É necessária uma assinatura do JoVE para visualizar este conteúdo. Faça login ou inicie seu teste gratuito.

Artigo de método

Amostragem e Análise de Sinais de Aroma Animal

4.8K visualizações

DOI:

10.3791/60902

13 de fevereiro de 2021

* These authors contributed equally

Neste artigo

Resumo

Desenvolvemos uma metodologia eficaz para amostragem e análise de sinais de odor, a fim de entender como eles podem ser usados na comunicação animal. Particularmente, usamos microextração de fase sólida do headspace, juntamente com espectrometria de massa cromatografia gasosa para analisar os componentes voláteis de odores animais e marcas de odor.

Resumo

Desenvolvemos uma metodologia eficaz para amostragem e análise de sinais de odor, utilizando microextração em fase sólida do headspace, juntamente com espectrometria de massa cromatografia gasosa, para entender como eles podem ser usados na comunicação animal. Esta técnica permite a análise semi-quantitativa dos componentes voláteis das secreções do odor, permitindo a separação e a identificação provisória dos componentes na amostra, seguida pela análise das razões de pico de área para procurar tendências que possam significar compostos que possam estar envolvidos na sinalização. Os principais pontos fortes dessa abordagem atual são a gama de tipos de amostra que podem ser analisados; a falta de necessidade de qualquer preparação ou extração de amostras complexas; a capacidade de separar e analisar os componentes de uma mistura; a identificação dos componentes detectados; e a capacidade de fornecer informações semi-quantitativas e potencialmente quantitativas sobre os componentes detectados. A principal limitação à metodologia diz respeito às próprias amostras. Uma vez que os componentes de interesse específico são voláteis, e estes poderiam facilmente ser perdidos, ou suas concentrações alteradas, é importante que as amostras sejam armazenadas e transportadas adequadamente após sua coleta. Isso também significa que as condições de armazenamento e transporte de amostras são relativamente caras. Este método pode ser aplicado a uma variedade de amostras (incluindo urina, fezes, secreções de odor de cabelo e odor de glândulas odor). Esses odores consistem em misturas complexas, ocorrendo em uma variedade de matrizes, e, portanto, necessitam do uso de técnicas para separar os componentes individuais e extrair os compostos de interesse biológico.

Introdução

Muito pouco se sabe sobre as mudanças químicas que sustentam os sinais olfativos nos animais1, também por causa dos desafios metodológicos no registro e quantificação de perfis químicos voláteis de odores2. Existem várias armadilhas potenciais quando se trabalha com matrizes químicas altamente complexas; estes incluem na amostragem e análise das amostras de odor3.

No Centro de Ciências Rosalind Franklin, Universidade de Wolverhampton, estamos realizando a análise de odores e marcas de cheiro para entender como eles podem ser usados por animais. Combinamos semioquímica com ecologia comportamental, endocrinologia e citologia para melhorar nossa compreensão do papel desempenhado pelos sinais olfativos na comunicação animal.

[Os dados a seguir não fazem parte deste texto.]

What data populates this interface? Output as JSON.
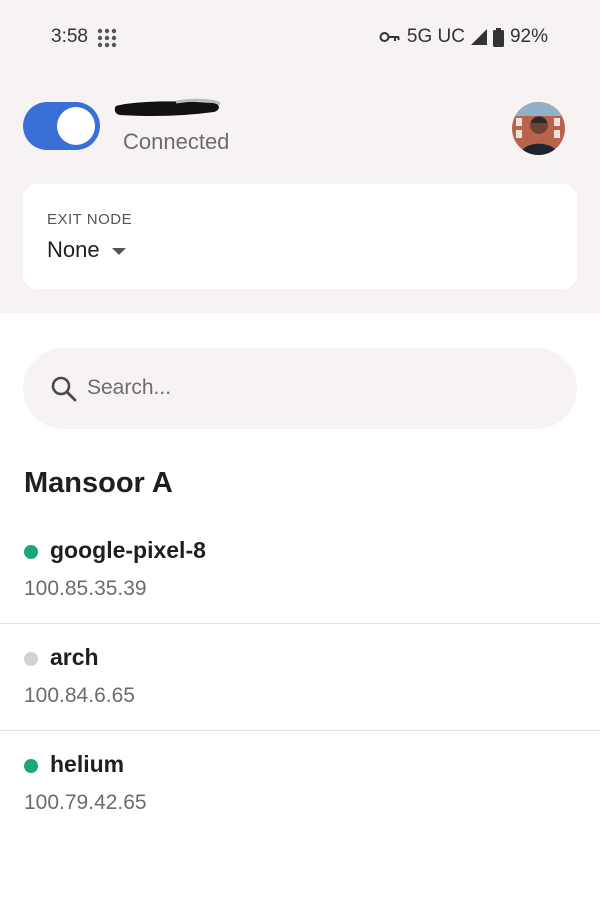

Desenvolvemos uma metodologia e, em seguida, analisamos odores e marcas de uma variedade de espécies, incluindo vários primatas não humanos (ou seja, lêmures coroados, lêmures-vermelhos, macaques japoneses, babuínos de oliva, chimpanzés) e outros mamíferos (ou seja, gatos, vacas). Coletamos e analisamos uma variedade de amostras, incluindo urina, fezes, secreções de odor de cabelo e odor de glândulas odor. Estes odores e marcas de odor consistem em misturas complexas de compostos e, portanto, qualquer metodologia utilizada para sua análise precisa incluir alguma forma de técnica separada. Como ilustrado, também ocorrem em uma gama de matrizes que necessitam do uso de técnicas para extrair os componentes de interesse.

Estudos anteriores de Vaglio et al.4 e outros autores5 utilizaram extração dinâmica do headspace (DHS) com espectrometria de massa cromatografia gasosa (GC-MS), enquanto a extração direta de solventes6 e extrações complexas de solventes7 também foram utilizadas. Particularmente, a amostragem dinâmica do headspace envolve a eliminação do espaço para a cabeça com um volume conhecido de gás inerte que, em última análise, remove todos os compostos voláteis, com exceção daqueles que mostram uma forte afinidade com a matriz amostral (por exemplo, compostos polares em amostras aquosas).

Para a metodologia atual, adotamos a técnica de microextração em fase sólida do headspace (HS-SPME) aliada ao GC-MS. Em particular, desenvolvemos e aprimoraram a metodologia já utilizada por Vaglio et al. em seu laboratório anterior GC-MS8,9,10.

As técnicas de extração sem solvente são muito eficazes para analisar compostos pequenos e altamente voláteis (que de outra forma podem ser perdidos facilmente de uma amostra) porque esses métodos imobilizam compostos em um suporte de fase estável e sólido. O HS-SPME usa uma fibra revestida com um polímero adsorbente para capturar compostos voláteis no headspace da amostra ou para extrair compostos dissolvidos por imersão em um fluido biológico aquoso11. O revestimento de polímero não liga fortemente os compostos, portanto, pelo aquecimento na porta de injeção do GC eles podem ser removidos. Este método é mais poderoso do que as técnicas de extração de solventes e também mais eficaz que o DHS.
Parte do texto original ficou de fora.